Sparky was beside him immediately.

"Roku? What's wrong?"

"I don't know." The tears kept coming, confusing him even as they fell. "I just—I was so ANGRY. I've never been that angry. And I could have—I almost—"

"You didn't. You stopped."

"But I wanted to. Part of me WANTED to destroy them all. And that part of me was so COLD. So empty. I didn't recognize myself."

Sparky sat down beside him, her lightning form warm against his side.

"That part of you is protection. It exists to keep you alive, to keep your friends alive, when kindness is not enough. It is not evil. It is not wrong. It is simply survival."

"It felt wrong."

"Because you are not accustomed to it. Because your natural state is warmth and openness and trust. Accessing that cold part of yourself will always feel wrong to you. And that is GOOD, Roku. That discomfort is what keeps you human."

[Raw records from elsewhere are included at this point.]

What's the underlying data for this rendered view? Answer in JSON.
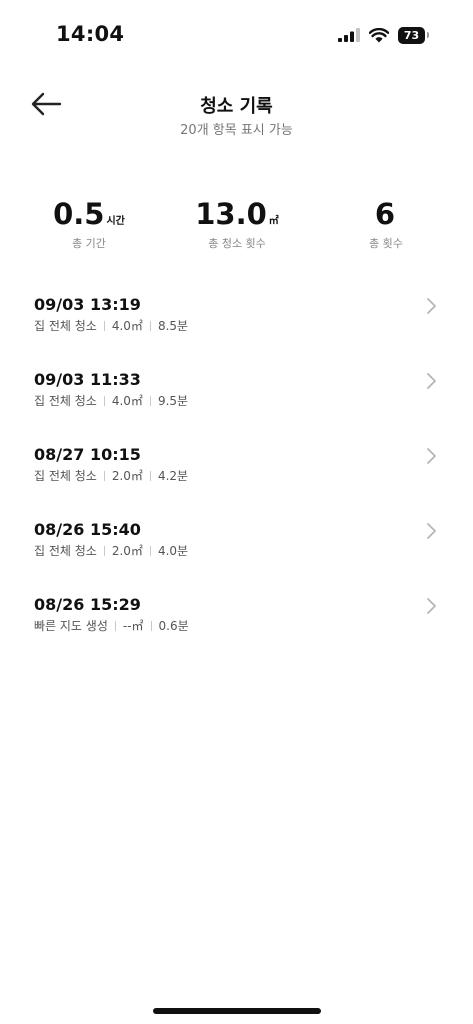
{
  "status_bar": {
    "time": "14:04",
    "battery": "73"
  },
  "header": {
    "title": "청소 기록",
    "subtitle": "20개 항목 표시 가능"
  },
  "summary": [
    {
      "value": "0.5",
      "unit": "시간",
      "label": "총 기간"
    },
    {
      "value": "13.0",
      "unit": "㎡",
      "label": "총 청소 횟수"
    },
    {
      "value": "6",
      "unit": "",
      "label": "총 횟수"
    }
  ],
  "records": [
    {
      "date": "09/03 13:19",
      "mode": "집 전체 청소",
      "area": "4.0㎡",
      "duration": "8.5분"
    },
    {
      "date": "09/03 11:33",
      "mode": "집 전체 청소",
      "area": "4.0㎡",
      "duration": "9.5분"
    },
    {
      "date": "08/27 10:15",
      "mode": "집 전체 청소",
      "area": "2.0㎡",
      "duration": "4.2분"
    },
    {
      "date": "08/26 15:40",
      "mode": "집 전체 청소",
      "area": "2.0㎡",
      "duration": "4.0분"
    },
    {
      "date": "08/26 15:29",
      "mode": "빠른 지도 생성",
      "area": "--㎡",
      "duration": "0.6분"
    }
  ],
  "icons": {
    "back": "arrow-left-icon",
    "signal": "cellular-signal-icon",
    "wifi": "wifi-icon",
    "battery": "battery-icon",
    "chevron": "chevron-right-icon"
  },
  "colors": {
    "text": "#111111",
    "secondary": "#777777",
    "chevron": "#b5b5b5"
  }
}
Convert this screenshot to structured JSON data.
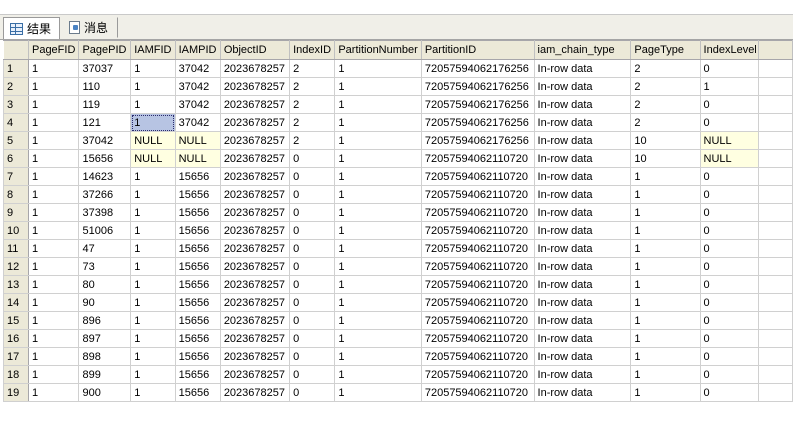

"But I'm scared of it. Scared of what I might become if I let that part of me take over."

"Then don't let it. Use it when you must, and release it when you can. That is what strength looks like. Not the absence of darkness, but the choice to reach for light anyway."

Roku leaned against her.

"Thanks, Sparky."

"Always, beloved. Always."

They sat together as the sun set over the damaged village.

Repair crews were already at work. ANBU had secured the prisoners. The Hokage was meeting with Kakashi and Obito in the tower, no doubt engaged in the longest, most complicated debriefing in Konoha history.

And Roku sat in the street, exhausted and confused and frightened of himself.

But alive.

And surrounded by people who cared about him.

"Roku!"

Naruto came running up, his neck still showing faint bruises from Obito's grip but his face split in a massive grin.

"That was AMAZING! You totally kicked their asses! And you summoned the Ten-Tails! And you—are you crying?"

"A little."

Naruto sat down beside him, his enthusiasm dimming to concern.

"What's wrong? You WON. You saved me."

"I know. I just... I scared myself."

"You? Scared?" Naruto laughed. "You're the least scary person I know!"

"I didn't feel like myself. When I saw you being hurt, I became someone else. Someone cold. Someone who could have killed them all without feeling anything."

Naruto was quiet for a moment.

"You know, when I tap into the Nine-Tails' power, I feel like that too sometimes. Like I'm becoming something else. Something that just wants to destroy."

"How do you handle it?"

"I think about my friends. About the people I want to protect. And I remind myself that destroying everything wouldn't actually protect them. It would just make me another monster."

Roku looked at his friend.

"That's really wise, Naruto."

"Don't sound so surprised! I can be smart sometimes!"

"I wasn't surprised. I was impressed."

Naruto grinned.

"Thanks. And hey, you DID stop. You had the power to destroy them all, and you chose not to. That's what makes you a hero."

"I don't feel like a hero."

"Heroes never do. That's what Kakashi-sensei says, anyway."

They sat together in the fading light.

And slowly, gradually, Roku's smile returned.